The driving force of the focus on dog attacks is that people do want to be able to predict and therefore prevent a dog attack.  Moving into “predictions” is another area Nichols cautions that experts can get into some trouble.  While researchers have greatly improved in understanding the factors involved in serious dog attacks, these attacks remain exceedingly rare – statistically so rare as to be near impossible to predict or prevent. Factors that have been exhaustively studied and identified in “Co-Occurence of Potentially Preventable Factors in 256 Dog Bite-Related Fatalities in the United States (2000-2009)” are nuanced, complex, and sometimes out of our control.  All of these are much harder to tell people, especially when they are scared, and are much less desirable than a simple solution like just blaming the breed.  While there are best practices in the fields of canine behavior and public safety, and there are common sense things people can learn, this is an area where experts should be particularly cautious about “predictive deliverables.”  Unintended consequences and a false sense of security that can come from dumbing down this subject and glossing over or ignoring the many caveats and complexities that come with discussing it to make it more digestible for an uneducated public can get people hurt.

Final Thoughts

“When told that ending poverty or preventing terrorism,” [or preventing dog attacks,] “is a lot harder than it looks, Americans roll their eyes.  Unable to comprehend all of the complexity around them, they choose instead to comprehend almost none of it…”

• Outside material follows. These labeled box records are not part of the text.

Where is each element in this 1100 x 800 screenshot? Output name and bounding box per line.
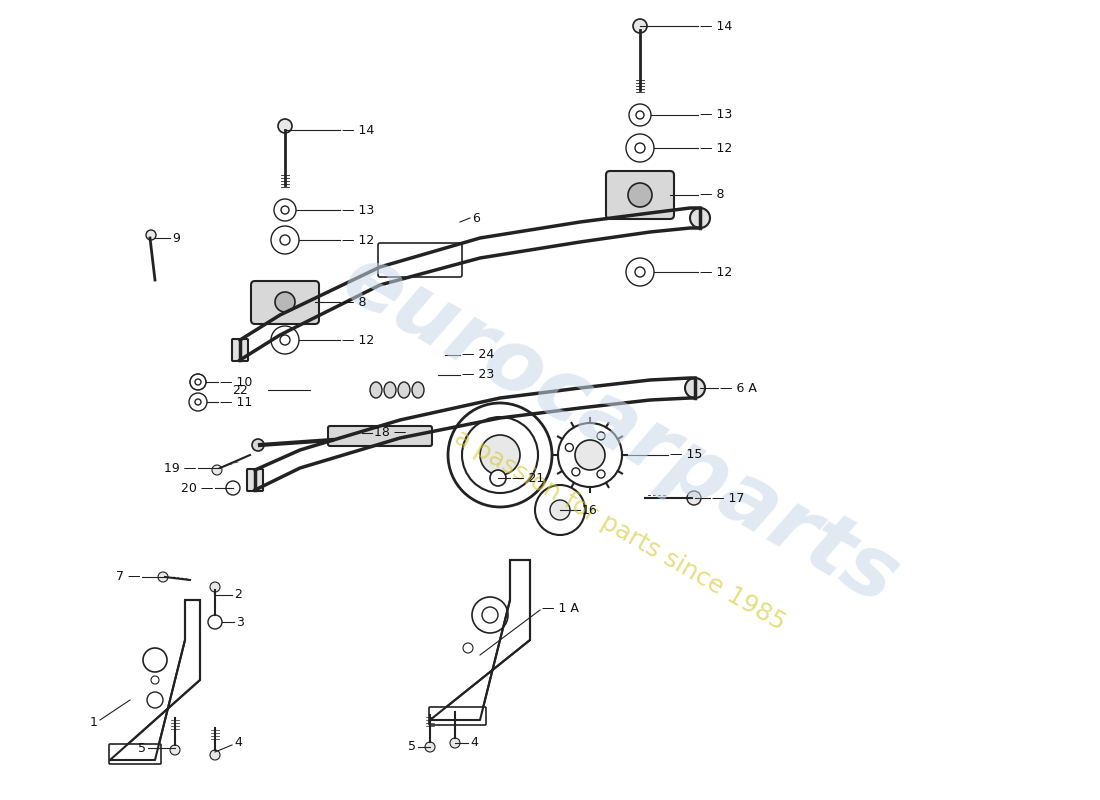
Circle shape xyxy=(274,199,296,221)
Circle shape xyxy=(597,470,605,478)
Circle shape xyxy=(170,745,180,755)
Text: — 12: — 12 xyxy=(342,234,374,246)
Text: 5: 5 xyxy=(138,742,146,754)
FancyBboxPatch shape xyxy=(606,171,674,219)
FancyBboxPatch shape xyxy=(251,281,319,324)
FancyBboxPatch shape xyxy=(109,744,161,764)
Text: — 13: — 13 xyxy=(700,109,733,122)
Circle shape xyxy=(425,742,435,752)
Circle shape xyxy=(195,399,201,405)
Text: eurocarparts: eurocarparts xyxy=(328,237,913,623)
Text: 20 —: 20 — xyxy=(180,482,213,494)
Text: 1: 1 xyxy=(90,715,98,729)
Text: 18 —: 18 — xyxy=(374,426,406,439)
Polygon shape xyxy=(430,560,530,720)
Circle shape xyxy=(690,208,710,228)
Text: a passion for parts since 1985: a passion for parts since 1985 xyxy=(450,425,790,635)
Ellipse shape xyxy=(412,382,424,398)
Circle shape xyxy=(280,235,290,245)
Circle shape xyxy=(636,111,644,119)
Circle shape xyxy=(490,470,506,486)
Text: — 12: — 12 xyxy=(342,334,374,346)
Circle shape xyxy=(271,226,299,254)
Ellipse shape xyxy=(398,382,410,398)
Text: 5: 5 xyxy=(408,741,416,754)
FancyBboxPatch shape xyxy=(328,426,432,446)
Text: — 1 A: — 1 A xyxy=(542,602,579,614)
Text: 19 —: 19 — xyxy=(164,462,196,474)
Text: 6: 6 xyxy=(472,211,480,225)
Circle shape xyxy=(635,143,645,153)
Text: — 15: — 15 xyxy=(670,449,703,462)
Circle shape xyxy=(628,183,652,207)
Circle shape xyxy=(275,292,295,312)
Circle shape xyxy=(195,379,201,385)
Circle shape xyxy=(280,335,290,345)
Text: — 13: — 13 xyxy=(342,203,374,217)
Circle shape xyxy=(448,403,552,507)
Circle shape xyxy=(280,206,289,214)
Text: — 8: — 8 xyxy=(342,295,366,309)
Circle shape xyxy=(146,230,156,240)
Circle shape xyxy=(558,423,622,487)
Circle shape xyxy=(635,267,645,277)
Ellipse shape xyxy=(370,382,382,398)
Text: — 10: — 10 xyxy=(220,375,252,389)
Circle shape xyxy=(226,481,240,495)
FancyBboxPatch shape xyxy=(429,707,486,725)
Text: 2: 2 xyxy=(234,589,242,602)
Circle shape xyxy=(565,443,573,451)
Circle shape xyxy=(597,432,605,440)
Circle shape xyxy=(212,465,222,475)
Text: — 6 A: — 6 A xyxy=(720,382,757,394)
Text: — 17: — 17 xyxy=(712,491,745,505)
Circle shape xyxy=(271,326,299,354)
Text: — 12: — 12 xyxy=(700,266,733,278)
Text: — 12: — 12 xyxy=(700,142,733,154)
Circle shape xyxy=(190,374,206,390)
Text: — 11: — 11 xyxy=(220,395,252,409)
Circle shape xyxy=(632,19,647,33)
Circle shape xyxy=(252,439,264,451)
Text: — 14: — 14 xyxy=(342,123,374,137)
Text: 3: 3 xyxy=(236,615,244,629)
Text: — 14: — 14 xyxy=(700,19,733,33)
Circle shape xyxy=(278,119,292,133)
FancyBboxPatch shape xyxy=(232,339,248,361)
Circle shape xyxy=(626,134,654,162)
FancyBboxPatch shape xyxy=(248,469,263,491)
Circle shape xyxy=(688,491,701,505)
Circle shape xyxy=(572,468,580,476)
Text: 7 —: 7 — xyxy=(116,570,140,583)
Circle shape xyxy=(208,615,222,629)
Polygon shape xyxy=(110,600,200,760)
Circle shape xyxy=(480,435,520,475)
Circle shape xyxy=(158,572,168,582)
Text: — 21: — 21 xyxy=(512,471,544,485)
Circle shape xyxy=(629,104,651,126)
Text: — 24: — 24 xyxy=(462,349,494,362)
Circle shape xyxy=(626,258,654,286)
Circle shape xyxy=(685,378,705,398)
Text: 4: 4 xyxy=(234,737,242,750)
Circle shape xyxy=(535,485,585,535)
Text: 9: 9 xyxy=(172,231,180,245)
Text: 4: 4 xyxy=(470,737,477,750)
Ellipse shape xyxy=(384,382,396,398)
Circle shape xyxy=(210,582,220,592)
Circle shape xyxy=(189,393,207,411)
Text: 16: 16 xyxy=(582,503,597,517)
Circle shape xyxy=(210,750,220,760)
Circle shape xyxy=(575,440,605,470)
Circle shape xyxy=(450,738,460,748)
Circle shape xyxy=(550,500,570,520)
Text: 22: 22 xyxy=(232,383,248,397)
Text: — 23: — 23 xyxy=(462,369,494,382)
Text: — 8: — 8 xyxy=(700,189,725,202)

I’m not sure the average layperson’s foray into dog behavior could be better described than Nichols’ description of Philip Tetlock’s study on expertise, “laypeople, unfortunately, are not usually interested in finding experts with excellent track records: they are mostly interested in experts who are accessible without much effort and who already agree with their views.”  Where often times dog and public safety experts are busy and either intentionally or unintentionally unavailable, the anti-pit bull zealots know they can land blows in their fight simply by being at the top of an Internet search.

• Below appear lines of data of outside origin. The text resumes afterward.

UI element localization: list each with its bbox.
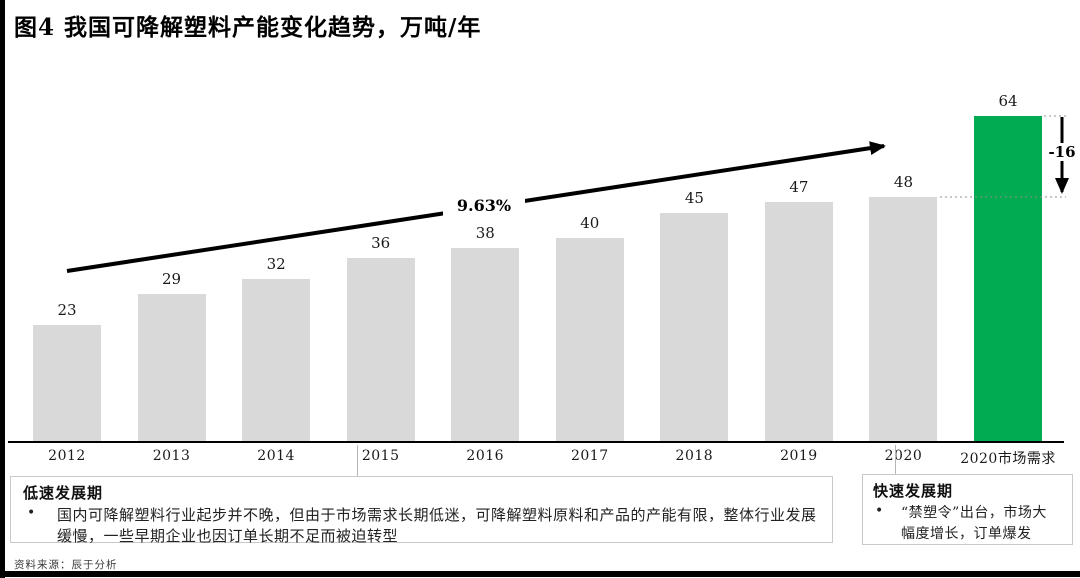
bar-2013: [137, 294, 206, 442]
bar-value-label: 48: [893, 173, 914, 192]
bullet-icon: •: [27, 505, 36, 521]
note-box-fast-period: 快速发展期 • “禁塑令”出台，市场大幅度增长，订单爆发: [862, 474, 1073, 545]
x-axis-label: 2014: [257, 448, 295, 464]
bottom-border-strip: [0, 571, 1080, 577]
x-axis-label: 2017: [570, 448, 609, 464]
x-axis-label: 2016: [466, 448, 505, 464]
x-axis-label: 2013: [152, 448, 191, 464]
x-axis-label: 2015: [361, 448, 400, 464]
bar-2016: [451, 248, 520, 442]
bar-value-label: 64: [998, 91, 1018, 110]
bar-2020: [869, 197, 938, 442]
figure-title: 图4 我国可降解塑料产能变化趋势，万吨/年: [14, 14, 482, 41]
x-axis-label: 2012: [48, 448, 86, 464]
left-border-strip: [0, 0, 5, 578]
bar-2019: [764, 202, 833, 442]
bar-2020市场需求: [974, 115, 1043, 442]
note-box-slow-period: 低速发展期 • 国内可降解塑料行业起步并不晚，但由于市场需求长期低迷，可降解塑料…: [10, 476, 833, 545]
x-axis-line: [8, 441, 1064, 443]
bullet-icon: •: [875, 503, 884, 519]
bar-2012: [33, 324, 101, 442]
bar-value-label: 38: [475, 224, 495, 243]
connector-line-fast-period: [895, 445, 896, 474]
bar-value-label: 32: [266, 254, 286, 273]
note-text: “禁塑令”出台，市场大幅度增长，订单爆发: [901, 505, 1047, 542]
bar-value-label: 36: [371, 234, 391, 253]
bar-value-label: 23: [57, 300, 77, 319]
x-axis-label: 2018: [675, 448, 714, 464]
x-axis-label: 2019: [780, 448, 818, 464]
bar-value-label: 40: [580, 214, 600, 232]
x-axis-label: 2020市场需求: [960, 451, 1056, 467]
gap-value-label: -16: [1042, 143, 1080, 161]
bar-value-label: 45: [684, 188, 704, 207]
note-title: 低速发展期: [23, 484, 104, 502]
bar-value-label: 29: [162, 270, 182, 289]
note-text: 国内可降解塑料行业起步并不晚，但由于市场需求长期低迷，可降解塑料原料和产品的产能…: [57, 506, 817, 545]
bar-2017: [555, 238, 624, 442]
x-axis-label: 2020: [884, 448, 923, 464]
bar-value-label: 47: [789, 178, 809, 197]
growth-rate-label: 9.63%: [443, 196, 525, 216]
bar-2014: [242, 278, 311, 442]
bar-2018: [660, 212, 729, 442]
bar-2015: [346, 258, 415, 442]
source-note: 资料来源：辰于分析: [14, 559, 118, 571]
connector-line-slow-period: [357, 445, 358, 476]
note-title: 快速发展期: [873, 482, 954, 500]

Nichols conclusion ties together many complex issues neatly, not the least of which is the hyper-partisan nature of our current culture and the impact it has on the death of expertise.  In the context of people who choose their values over facts when faced with facts, I’ve always found the pit bull issue to be an interesting litmus test of what is really driving the left-right divide.  Conservatives, who are supposed to be about “small government” often fall more in favor of breed specific legislation because it allows them to ignore the facts put before them and lets them reinforce their value system that views pit bulls and pit bull owners as ‘others’ and outside of social niceties and norms.  They, in essence, choose nanny government intervention in daily life over small government to help enforce a social order.  Where as the more liberal leaning “big government” people often times side against breed specific legislation and choose less government and more liberty when faced with the facts about pit bulls because it allows them to feel more compassionate.  I just find this juxtaposition on the role of government to be interesting.

The “pit bull issue” is a microcosm of the much greater threats to public safety and to the very fabric of our democratic society Nichols outlines in his book.  While he identifies the problems well and even posits how they can be solved, he does not hold out much hope those changes will come short of a calamity that forces them.  Based on my experience with this one issue over the last decade plus, I can’t find any fault in this assessment.

“Ordinary Americans might never have liked the educated or professional classes very much, but until recently they did not widely disdain their actual learning as a bad thing in itself.  It might even be too kind to call this merely “anti-rational”; it is almost reverse evolution away from tested knowledge and backward toward folk wisdom and myths passed by word of mouth – except with all of it now sent along at the speed of electrons.”